Europa: Bispos da COMECE «profundamente preocupados» com novo regulamento das migrações

«A migração não é apenas uma questão de procedimentos, estatísticas ou gestão das fronteiras», afirma D. Mariano Crociata

Bruxelas , 18 jun 2026 (Ecclesia) – A Comissão das Conferências Episcopais da União Europeia (COMECE) pede que “as políticas de migração e asilo continuem assentes no respeito pela dignidade humana”, após o Parlamento Europeu ter aprovado o novo regulamento de regresso de migrantes.

“A votação de hoje vai além da política de migração. Levanta uma questão mais ampla sobre o tipo de Europa que desejamos construir. Neste momento decisivo, a Europa é chamada não a afastar-se dos seus valores fundadores, mas a reafirmá-los com coragem, sabedoria e humanidade”, salientou o presidente da COMECE, em nota publicada, esta quarta-feira, 17 de junho, após a votação no Parlamento Europeu.

A Comissão das Conferências Episcopais da União Europeia pronunciou-se sobre a aprovação no Parlamento Europeu do novo Regulamento relativo ao regresso de migrantes – 418 votos a favor, 218 contra e 30 abstenções -, que complementa o Pacto sobre Migração e Asilo.

D. Mariano Crociata, presidente da COMECE, afirma que este organismo “continua profundamente preocupado” com aspetos do novo quadro que podem “comprometer a proteção efetiva dos direitos fundamentais e da dignidade das pessoas vulneráveis”, e destaca, em particular, “o alargamento da detenção, as limitações aos recursos e recursos de apelação efetivos”, e a crescente externalização de responsabilidades para países terceiros que “levantam sérias questões éticas e humanitárias”.

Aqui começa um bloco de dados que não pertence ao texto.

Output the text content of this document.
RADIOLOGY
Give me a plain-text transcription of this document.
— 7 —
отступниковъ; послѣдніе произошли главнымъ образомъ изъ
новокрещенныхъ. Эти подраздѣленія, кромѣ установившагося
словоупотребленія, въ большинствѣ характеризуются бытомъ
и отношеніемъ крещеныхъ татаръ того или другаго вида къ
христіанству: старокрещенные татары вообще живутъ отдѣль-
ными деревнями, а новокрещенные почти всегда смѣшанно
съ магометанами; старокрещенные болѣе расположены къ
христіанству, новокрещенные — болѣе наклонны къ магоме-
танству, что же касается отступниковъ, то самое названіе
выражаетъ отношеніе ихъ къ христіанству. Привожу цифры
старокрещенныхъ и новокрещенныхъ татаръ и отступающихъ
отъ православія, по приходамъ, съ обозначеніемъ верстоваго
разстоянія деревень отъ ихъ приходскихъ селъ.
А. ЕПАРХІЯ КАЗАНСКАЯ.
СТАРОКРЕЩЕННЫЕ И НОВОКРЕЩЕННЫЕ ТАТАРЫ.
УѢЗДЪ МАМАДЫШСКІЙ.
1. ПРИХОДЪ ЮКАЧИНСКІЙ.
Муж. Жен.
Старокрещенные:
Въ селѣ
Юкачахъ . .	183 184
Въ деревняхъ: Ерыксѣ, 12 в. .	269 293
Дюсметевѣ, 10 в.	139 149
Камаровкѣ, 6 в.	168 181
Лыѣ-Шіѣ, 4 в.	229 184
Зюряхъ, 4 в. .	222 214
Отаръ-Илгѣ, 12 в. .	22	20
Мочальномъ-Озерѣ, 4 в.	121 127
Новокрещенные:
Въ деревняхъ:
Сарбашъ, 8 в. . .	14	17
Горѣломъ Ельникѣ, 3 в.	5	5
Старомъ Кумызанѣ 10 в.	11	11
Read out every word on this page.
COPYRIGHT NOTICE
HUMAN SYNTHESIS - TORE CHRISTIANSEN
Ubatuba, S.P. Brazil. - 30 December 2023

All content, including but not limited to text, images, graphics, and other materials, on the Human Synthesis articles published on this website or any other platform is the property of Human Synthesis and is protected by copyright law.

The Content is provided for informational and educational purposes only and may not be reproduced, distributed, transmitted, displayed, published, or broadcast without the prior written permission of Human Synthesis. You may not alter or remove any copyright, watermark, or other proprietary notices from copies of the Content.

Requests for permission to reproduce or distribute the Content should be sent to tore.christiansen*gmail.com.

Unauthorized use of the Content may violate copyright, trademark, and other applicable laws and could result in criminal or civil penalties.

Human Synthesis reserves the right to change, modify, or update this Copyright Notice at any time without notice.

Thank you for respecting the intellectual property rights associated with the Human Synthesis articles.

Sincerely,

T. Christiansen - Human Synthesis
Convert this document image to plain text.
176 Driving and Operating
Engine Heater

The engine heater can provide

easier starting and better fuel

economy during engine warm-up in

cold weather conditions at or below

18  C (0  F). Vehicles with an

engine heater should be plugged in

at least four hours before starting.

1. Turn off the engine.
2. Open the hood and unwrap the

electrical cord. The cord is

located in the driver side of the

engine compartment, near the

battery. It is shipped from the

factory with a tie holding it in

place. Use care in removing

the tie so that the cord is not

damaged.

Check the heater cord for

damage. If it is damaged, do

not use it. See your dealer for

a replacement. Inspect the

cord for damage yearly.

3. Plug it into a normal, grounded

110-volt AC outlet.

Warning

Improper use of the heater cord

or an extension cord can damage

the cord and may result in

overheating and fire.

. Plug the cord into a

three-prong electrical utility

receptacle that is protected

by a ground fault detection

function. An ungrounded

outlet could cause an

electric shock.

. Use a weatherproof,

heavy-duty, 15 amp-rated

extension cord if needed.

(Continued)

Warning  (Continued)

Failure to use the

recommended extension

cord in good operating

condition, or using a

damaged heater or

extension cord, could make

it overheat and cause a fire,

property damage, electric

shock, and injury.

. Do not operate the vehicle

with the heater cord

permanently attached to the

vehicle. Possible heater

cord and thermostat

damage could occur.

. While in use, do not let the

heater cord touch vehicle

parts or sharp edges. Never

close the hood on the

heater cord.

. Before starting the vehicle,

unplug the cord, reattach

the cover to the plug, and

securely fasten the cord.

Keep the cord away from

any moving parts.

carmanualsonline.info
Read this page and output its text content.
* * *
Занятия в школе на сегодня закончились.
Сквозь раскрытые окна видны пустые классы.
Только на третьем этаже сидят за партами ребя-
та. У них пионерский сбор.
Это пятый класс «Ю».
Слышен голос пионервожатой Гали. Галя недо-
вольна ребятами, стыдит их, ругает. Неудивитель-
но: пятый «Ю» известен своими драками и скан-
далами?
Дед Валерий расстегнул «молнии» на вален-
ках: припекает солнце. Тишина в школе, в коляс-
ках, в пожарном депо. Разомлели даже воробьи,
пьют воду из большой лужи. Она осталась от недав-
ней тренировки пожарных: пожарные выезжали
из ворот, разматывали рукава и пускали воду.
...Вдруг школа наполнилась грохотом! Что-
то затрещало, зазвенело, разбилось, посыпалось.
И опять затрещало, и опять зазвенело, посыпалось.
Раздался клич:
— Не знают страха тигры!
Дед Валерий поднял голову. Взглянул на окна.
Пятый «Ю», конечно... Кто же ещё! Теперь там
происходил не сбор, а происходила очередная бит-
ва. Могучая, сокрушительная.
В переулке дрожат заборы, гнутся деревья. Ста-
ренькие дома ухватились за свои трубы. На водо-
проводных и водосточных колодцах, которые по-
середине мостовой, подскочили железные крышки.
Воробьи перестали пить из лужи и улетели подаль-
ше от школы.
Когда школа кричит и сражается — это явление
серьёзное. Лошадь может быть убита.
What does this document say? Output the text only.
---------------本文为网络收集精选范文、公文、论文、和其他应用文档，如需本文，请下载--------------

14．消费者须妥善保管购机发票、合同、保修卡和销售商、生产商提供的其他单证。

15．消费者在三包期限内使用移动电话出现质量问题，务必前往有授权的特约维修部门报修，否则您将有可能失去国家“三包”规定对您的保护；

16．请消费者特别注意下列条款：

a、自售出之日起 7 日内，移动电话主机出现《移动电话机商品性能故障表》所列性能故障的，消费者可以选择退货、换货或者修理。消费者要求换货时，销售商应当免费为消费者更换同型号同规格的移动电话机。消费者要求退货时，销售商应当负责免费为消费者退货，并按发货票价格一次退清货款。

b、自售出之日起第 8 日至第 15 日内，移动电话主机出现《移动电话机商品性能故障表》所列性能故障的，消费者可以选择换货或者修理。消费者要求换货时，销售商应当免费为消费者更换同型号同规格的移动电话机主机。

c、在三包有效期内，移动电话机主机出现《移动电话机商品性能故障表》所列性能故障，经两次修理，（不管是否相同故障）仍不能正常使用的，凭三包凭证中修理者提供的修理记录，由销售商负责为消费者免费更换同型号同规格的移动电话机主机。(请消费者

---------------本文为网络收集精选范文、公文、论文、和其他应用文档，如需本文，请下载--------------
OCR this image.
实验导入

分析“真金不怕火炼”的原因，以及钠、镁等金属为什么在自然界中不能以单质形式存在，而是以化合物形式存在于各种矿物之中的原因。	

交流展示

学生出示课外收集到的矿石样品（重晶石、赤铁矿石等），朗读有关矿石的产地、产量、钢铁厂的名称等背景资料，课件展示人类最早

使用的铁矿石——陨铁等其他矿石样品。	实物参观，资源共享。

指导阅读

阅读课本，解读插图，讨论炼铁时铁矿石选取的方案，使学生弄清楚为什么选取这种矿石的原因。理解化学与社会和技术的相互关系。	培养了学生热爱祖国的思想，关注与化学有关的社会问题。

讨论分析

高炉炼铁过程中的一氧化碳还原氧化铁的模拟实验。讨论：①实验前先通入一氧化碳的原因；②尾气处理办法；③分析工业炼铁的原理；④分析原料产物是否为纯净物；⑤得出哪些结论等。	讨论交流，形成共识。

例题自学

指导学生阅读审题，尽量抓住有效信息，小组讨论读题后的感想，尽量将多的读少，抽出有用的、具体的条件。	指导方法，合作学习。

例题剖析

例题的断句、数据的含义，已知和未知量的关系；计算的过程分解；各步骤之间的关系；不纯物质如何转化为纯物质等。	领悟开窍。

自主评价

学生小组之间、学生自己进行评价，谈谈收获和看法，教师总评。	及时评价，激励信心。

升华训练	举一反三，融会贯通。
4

“A migração não é apenas uma questão de procedimentos, estatísticas ou gestão das fronteiras. Diz respeito a seres humanos: mulheres, homens e crianças, cada um dos quais possui uma dignidade inviolável que deve permanecer no centro de todas as decisões políticas.”

A Comissão das Conferências Episcopais da União Europeia reconhece a “responsabilidade legítima” das autoridades públicas na gestão da migração, mas reitera o seu apelo para que “as políticas de migração e asilo continuem firmemente assentes no respeito pela dignidade humana”, pelos direitos fundamentais, pelo direito de pedir asilo, pela proteção da unidade familiar. e pela atenção especial aos mais vulneráveis.

O presidente da COMECE, bispo de Latina (Itália), afirma que “segurança e a solidariedade não são princípios opostos”, e lembra que a União Europeia foi fundada com base na convicção de que “a dignidade humana é inviolável”, que a solidariedade entre os povos não é um ideal opcional, mas “uma responsabilidade fundamental”.

Segundo D. Mariano Crociata, a Europa “não pode afirmar” que defende esses valores “enquanto se habitua que o Mediterrâneo e o Atlântico sirvam de cemitérios silenciosos”.

Foto: Vatican Media

Os bispos das Conferências Episcopais da União Europeia fazem eco do apelo do Papa Leão XIV à comunidade internacional, na viagem à Espanha, entre 6 e 12 de junho, onde visitou Madrid, Barcelona e centros para migrantes em duas ilhas do arquipélago das Canárias, na nota onde assinalam que os países de origem, de trânsito e de destino partilham “a responsabilidade de abordar as causas profundas que obrigam as pessoas a migrar, e de proteger aqueles que se encontram em movimento”.

Esta quarta-feira, dia 17 de junho, o Papa alertou para as fraturas causadas pelo atual sistema de progresso, exigindo a adoção de estratégias políticas articuladas para gerir a chegada de deslocados, na Praça de São Pedro, no Vaticano.

Em Roma, a Comunidade de Santo Egídio promove a vigília ‘Morrer de Esperança’, esta quinta-feira, 18 de junho, no âmbito do Dia Mundial do Refugiado (20 de junho), às 18h30 locais (menos uma hora em Lisboa), em Trastevere, na Basílica de Santa Maria e na praça, numa organização conjunta com várias associações.